Table 1 is an embodiment of a silver coating agent.

Ingredients Weight ratio (wt%) Silver complex aqueous solution ^{* 1)} 40 to 90 Reducing agent ^{* 2)} 60-10 Sum 100 * 1) A 1 molar aqueous solution of silver nitrate is prepared by mixing 1 molar aqueous solution of potassium hydroxide.
* 2) A 1 molar aqueous solution of sodium gluconate is used.

Meanwhile, the silver coating vessel 30 may further include a pressing unit (not shown). A pressurizing unit (not shown) may assist in facilitating the uniform penetration of the solution of the silver coating bath 30 into the substrate 12. [ The pressurizing unit (not shown) can operate lightly up and down in a mesh structure according to the thickness and shape of the substrate 12. [ The mesh size of the mesh is preferably 2 to 6 mm, and the mesh material is preferably made of a material hard to fix silver particles, such as nylon or Teflon.

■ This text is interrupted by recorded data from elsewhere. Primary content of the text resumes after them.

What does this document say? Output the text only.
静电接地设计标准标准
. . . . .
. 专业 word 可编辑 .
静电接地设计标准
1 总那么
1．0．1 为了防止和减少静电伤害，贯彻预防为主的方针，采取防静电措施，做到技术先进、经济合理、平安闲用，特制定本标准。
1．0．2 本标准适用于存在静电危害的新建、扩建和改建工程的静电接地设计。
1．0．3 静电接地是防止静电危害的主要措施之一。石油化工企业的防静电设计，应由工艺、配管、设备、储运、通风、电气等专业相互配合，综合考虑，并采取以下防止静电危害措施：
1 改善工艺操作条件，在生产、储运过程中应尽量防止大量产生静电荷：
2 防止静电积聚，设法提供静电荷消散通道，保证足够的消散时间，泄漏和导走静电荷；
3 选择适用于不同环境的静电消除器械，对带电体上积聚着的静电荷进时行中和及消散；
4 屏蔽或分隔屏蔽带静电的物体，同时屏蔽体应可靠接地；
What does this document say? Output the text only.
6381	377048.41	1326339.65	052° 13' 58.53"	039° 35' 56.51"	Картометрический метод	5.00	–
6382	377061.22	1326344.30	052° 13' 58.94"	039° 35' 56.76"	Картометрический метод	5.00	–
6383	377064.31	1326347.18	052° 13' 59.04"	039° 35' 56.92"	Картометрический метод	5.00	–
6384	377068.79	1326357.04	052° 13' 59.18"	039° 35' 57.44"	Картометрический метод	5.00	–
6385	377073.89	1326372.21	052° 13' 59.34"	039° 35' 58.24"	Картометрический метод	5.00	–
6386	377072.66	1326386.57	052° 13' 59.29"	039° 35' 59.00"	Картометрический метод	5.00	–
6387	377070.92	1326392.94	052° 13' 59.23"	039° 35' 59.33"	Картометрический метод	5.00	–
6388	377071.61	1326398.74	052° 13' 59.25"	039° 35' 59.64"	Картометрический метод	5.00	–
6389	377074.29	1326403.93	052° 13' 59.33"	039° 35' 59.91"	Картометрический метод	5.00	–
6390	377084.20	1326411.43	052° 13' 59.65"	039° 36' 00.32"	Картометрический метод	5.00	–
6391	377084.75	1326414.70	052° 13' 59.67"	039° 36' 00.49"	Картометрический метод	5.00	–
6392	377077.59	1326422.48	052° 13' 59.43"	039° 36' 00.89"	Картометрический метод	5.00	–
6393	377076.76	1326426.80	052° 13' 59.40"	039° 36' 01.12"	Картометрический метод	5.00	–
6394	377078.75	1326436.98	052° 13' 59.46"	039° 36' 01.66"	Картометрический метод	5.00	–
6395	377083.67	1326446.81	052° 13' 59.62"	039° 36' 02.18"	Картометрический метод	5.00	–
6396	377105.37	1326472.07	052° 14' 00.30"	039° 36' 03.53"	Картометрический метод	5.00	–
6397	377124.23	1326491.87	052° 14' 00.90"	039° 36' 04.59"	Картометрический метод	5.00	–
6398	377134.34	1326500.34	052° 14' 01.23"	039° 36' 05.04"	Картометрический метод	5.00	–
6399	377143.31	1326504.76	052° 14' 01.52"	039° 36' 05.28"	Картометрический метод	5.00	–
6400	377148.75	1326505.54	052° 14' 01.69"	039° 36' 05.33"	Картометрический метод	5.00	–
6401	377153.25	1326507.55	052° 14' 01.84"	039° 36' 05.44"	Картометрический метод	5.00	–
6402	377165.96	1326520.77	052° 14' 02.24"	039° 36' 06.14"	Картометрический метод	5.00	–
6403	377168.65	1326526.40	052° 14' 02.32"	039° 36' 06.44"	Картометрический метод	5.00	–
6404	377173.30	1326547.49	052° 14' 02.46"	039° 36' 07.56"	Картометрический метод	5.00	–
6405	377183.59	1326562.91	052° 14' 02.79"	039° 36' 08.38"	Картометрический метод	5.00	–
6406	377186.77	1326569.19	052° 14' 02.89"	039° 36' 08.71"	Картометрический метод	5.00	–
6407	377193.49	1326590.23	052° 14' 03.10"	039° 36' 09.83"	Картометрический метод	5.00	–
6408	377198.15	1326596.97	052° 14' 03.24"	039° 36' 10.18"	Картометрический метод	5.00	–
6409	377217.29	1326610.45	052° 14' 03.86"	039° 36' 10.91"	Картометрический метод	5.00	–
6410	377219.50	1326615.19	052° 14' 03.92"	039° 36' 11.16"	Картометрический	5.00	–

The water treatment tank 32 is a place where deionized water is contained and the base material 12 having been subjected to the silver film coating step is immersed and washed. The electric resistance value of the deionized water used as the washing water is 4 to 18 MΩ. The water treatment tank 32 is inclined by about 0.1 to 5 degrees in the direction opposite to the silver coating bath 30 and is vibrated more strongly than the vibration in the silver coating tank 30, Wash out the reaction filtrate. When the number of the water treatment tanks 32 is one or more, and the cleaning of the substrate 12 is insufficient by one time, the water washing tank 32 is added to perform cleaning.

In the next step, the cleaned base material 12 is pressed by the pressing roller 14 to remove a large amount of water, and air, which has been removed from the air injection device 40 by removing air, oil, moisture, The water of the substrate 12 is blown out secondarily. Then, the base material 12 is passed through the drying unit 50 to remove moisture remaining in the inside and outside of the fabric, thereby firmly sintering the silver film. The drying unit 50 can continuously blow hot air of 30 to 90 DEG C against the substrate 12. [ The time for the substrate 12 to stay in the drying unit 50 may be from 10 minutes to 120 minutes.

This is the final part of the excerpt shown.